A second problem is the actual shelf life of a tapped keg of beer – it’s usually no more than 30 days, and often much less for craft unpasteurised products. There are usually 30-90 servings of beer in a keg, depending on the volume of the glasses and the volume of the keg. So with 100 beers, they’ll need to sell around 6.000 glasses of beer in a month just to make sure that the turnover is high enough to keep things fresh. That’s working under the assumption of equal opportunity consumption; that every beer is ordered just as often as their neighbour. As opposed to having your reliable Guinness, Keith’s, and Sam Adam’s drinkers whom will not likely be chugging down Delerium or Fruli anytime soon. To be fair though, Craft has a capacity of something like 300-350 people, so they might not have that much difficulty finishing kegs.
I hope that the Craft Beer Market experiences great success. I’d love to have a place in the city that has beer pairing nights, a weekly cask ale, and a focus on craft products and beer education. However, I have this sinking feeling that the whole place has been set up by some very talented marketing individuals (refer to their twitter activity for examples), instead of beer enthusiasts. As for me, I will hope for the best, and probably visit again soon to taste the food – but any beer I drink will be coming from a bottle (though one of their mottos is that they don’t carry bottles – everything is on tap! –Richard).
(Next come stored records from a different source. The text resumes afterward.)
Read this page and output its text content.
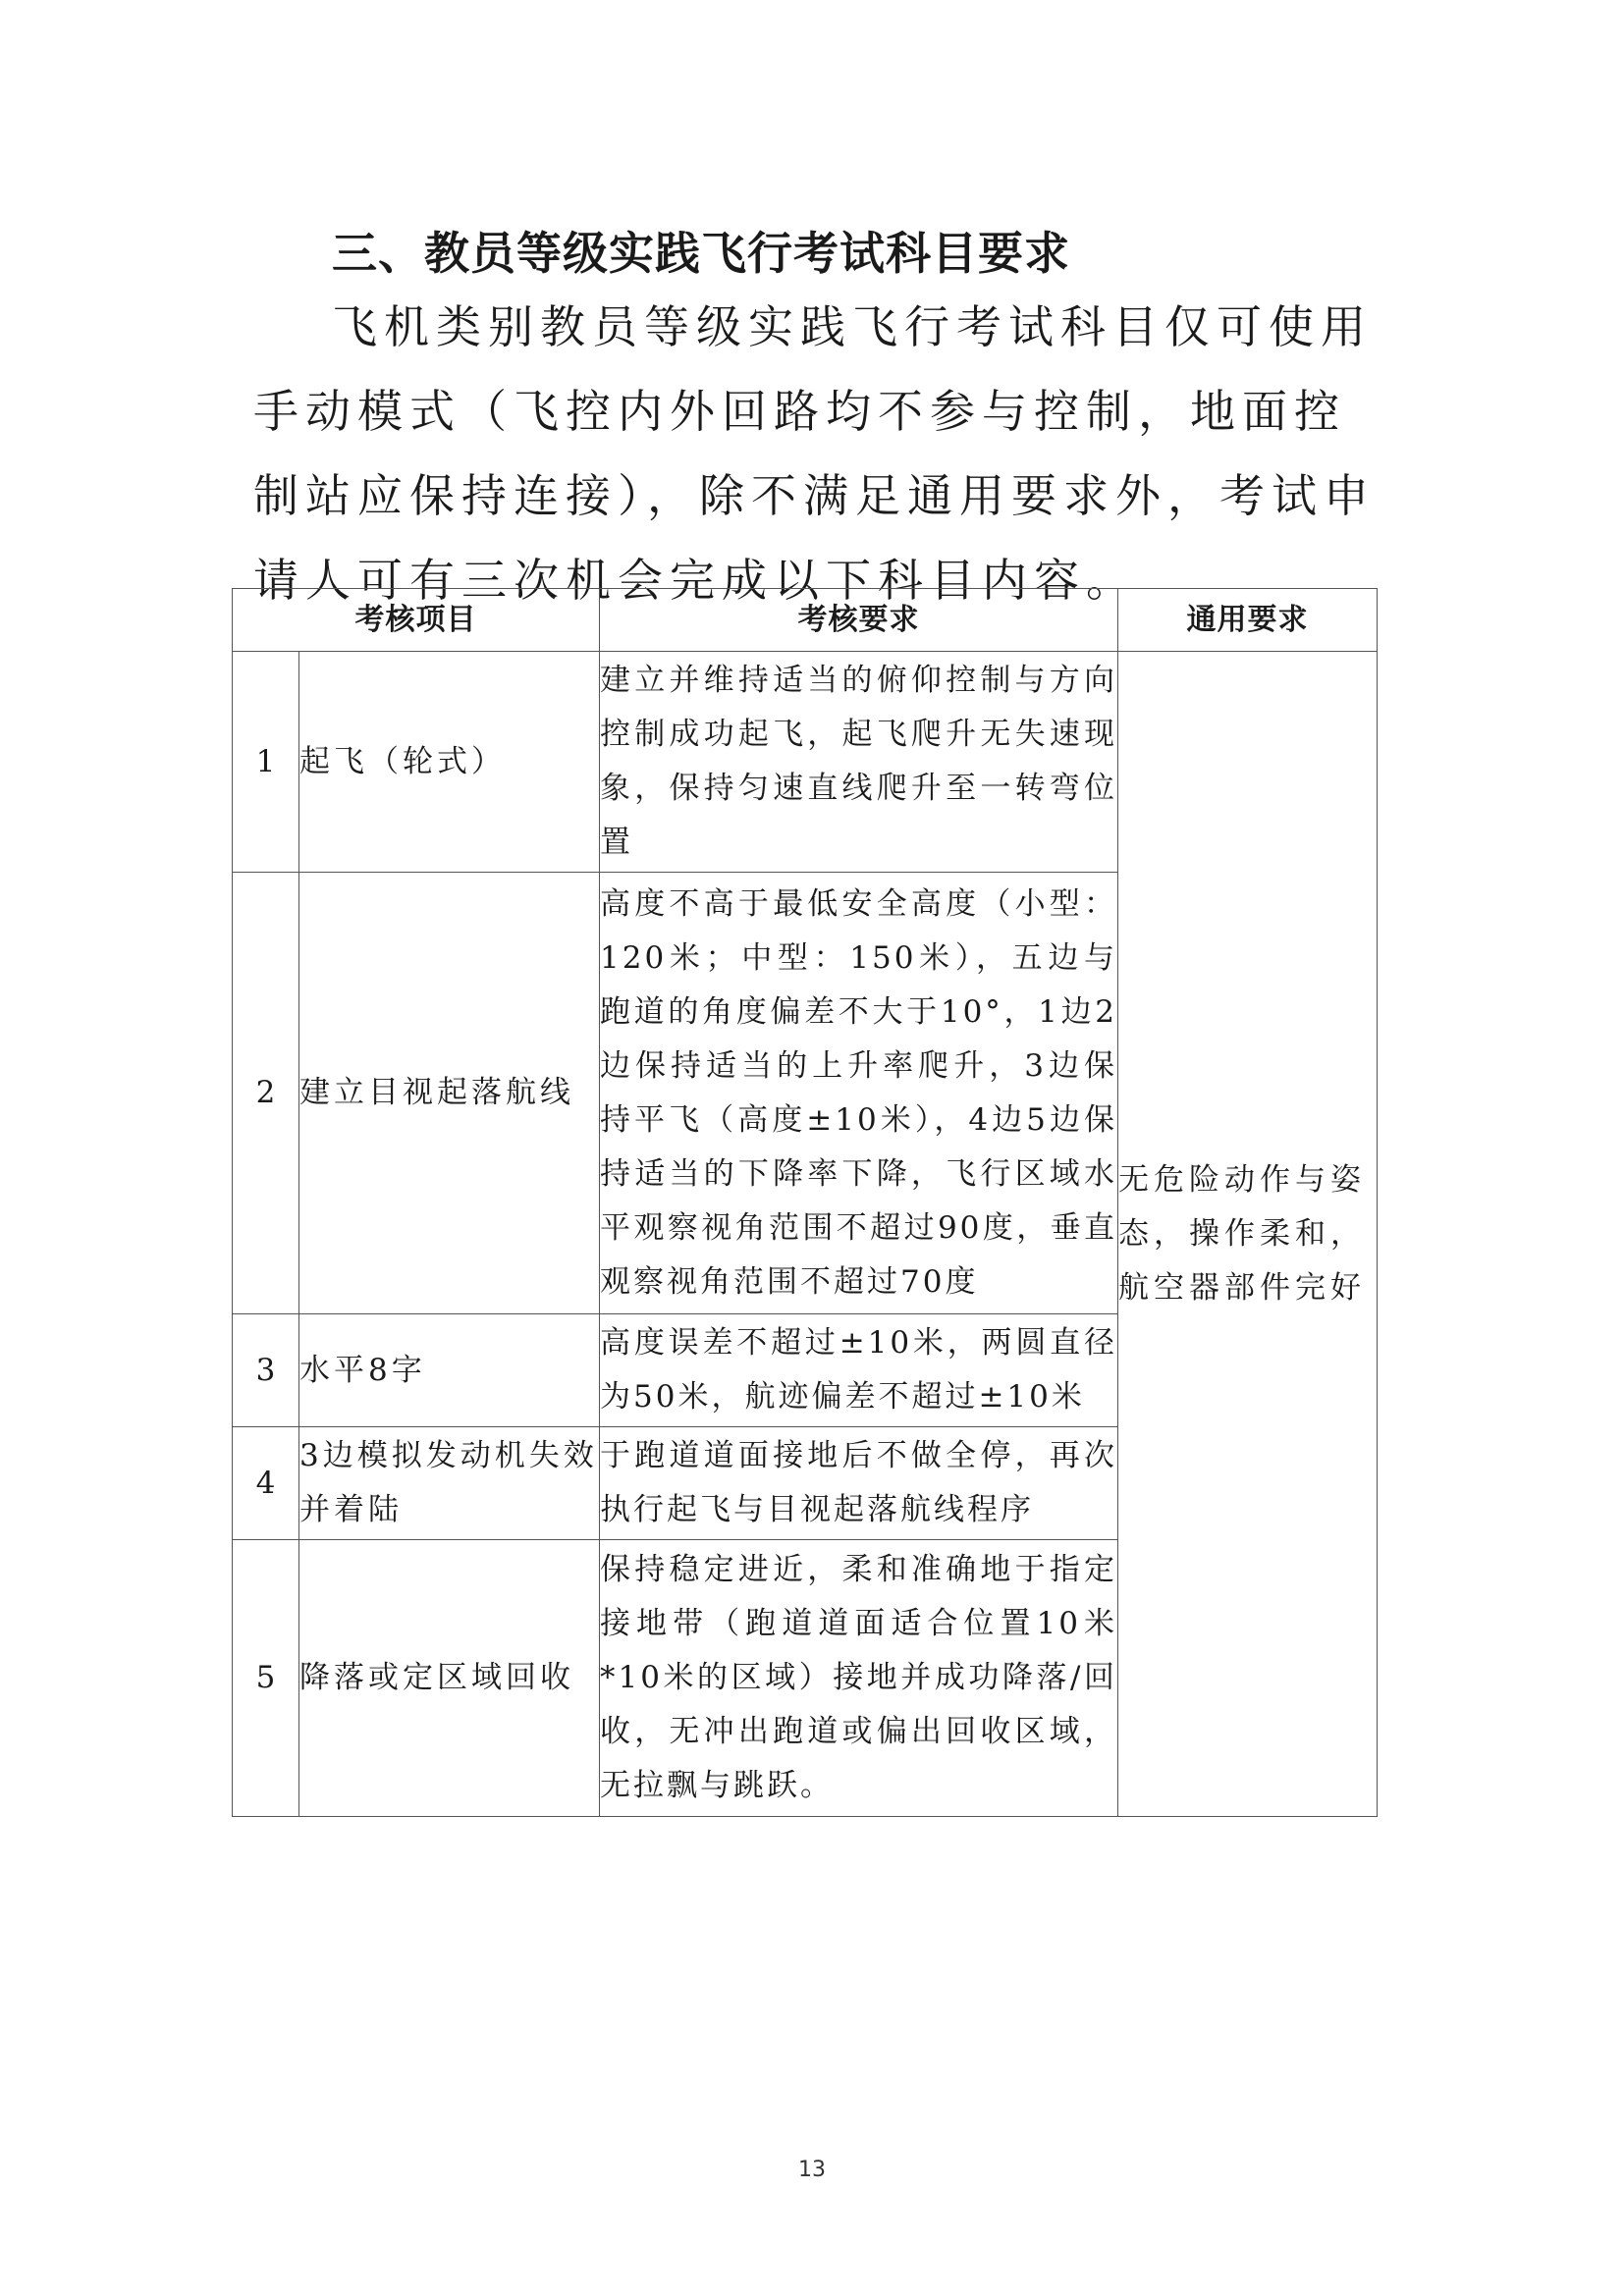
三、教员等级实践飞行考试科目要求

飞机类别教员等级实践飞行考试科目仅可使用手动模式（飞控内外回路均不参与控制，地面控制站应保持连接），除不满足通用要求外，考试申请人可有三次机会完成以下科目内容。

考核项目		考核要求	通用要求
1	起飞（轮式）	建立并维持适当的俯仰控制与方向控制成功起飞，起飞爬升无失速现象，保持匀速直线爬升至一转弯位置	无危险动作与姿态，操作柔和，航空器部件完好
2	建立目视起落航线	高度不高于最低安全高度（小型：120米；中型：150米），五边与跑道的角度偏差不大于10°，1边2边保持适当的上升率爬升，3边保持平飞（高度±10米），4边5边保持适当的下降率下降，飞行区域水平观察视角范围不超过90度，垂直观察视角范围不超过70度	
3	水平8字	高度误差不超过±10米，两圆直径为50米，航迹偏差不超过±10米	
4	3边模拟发动机失效并着陆	于跑道道面接地后不做全停，再次执行起飞与目视起落航线程序	
5	降落或定区域回收	保持稳定进近，柔和准确地于指定接地带（跑道道面适合位置10米*10米的区域）接地并成功降落/回收，无冲出跑道或偏出回收区域，无拉飘与跳跃。	
13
It’s unfortunate that things didn’t go too smoothly on our first visit, but the extensiveness of the beer menu and the call of the beer hall make it likely that I’ll go back in the future (hopefully after they iron out the wrinkles). It should also be noted that the beer here is not cheap – there’s a premium to be paid to have some of these beers on tap vs. bottled, though the glasses/pints are slightly larger than your typical bottle so perhaps it isn’t as bad as it looks on a dollar per volume basis.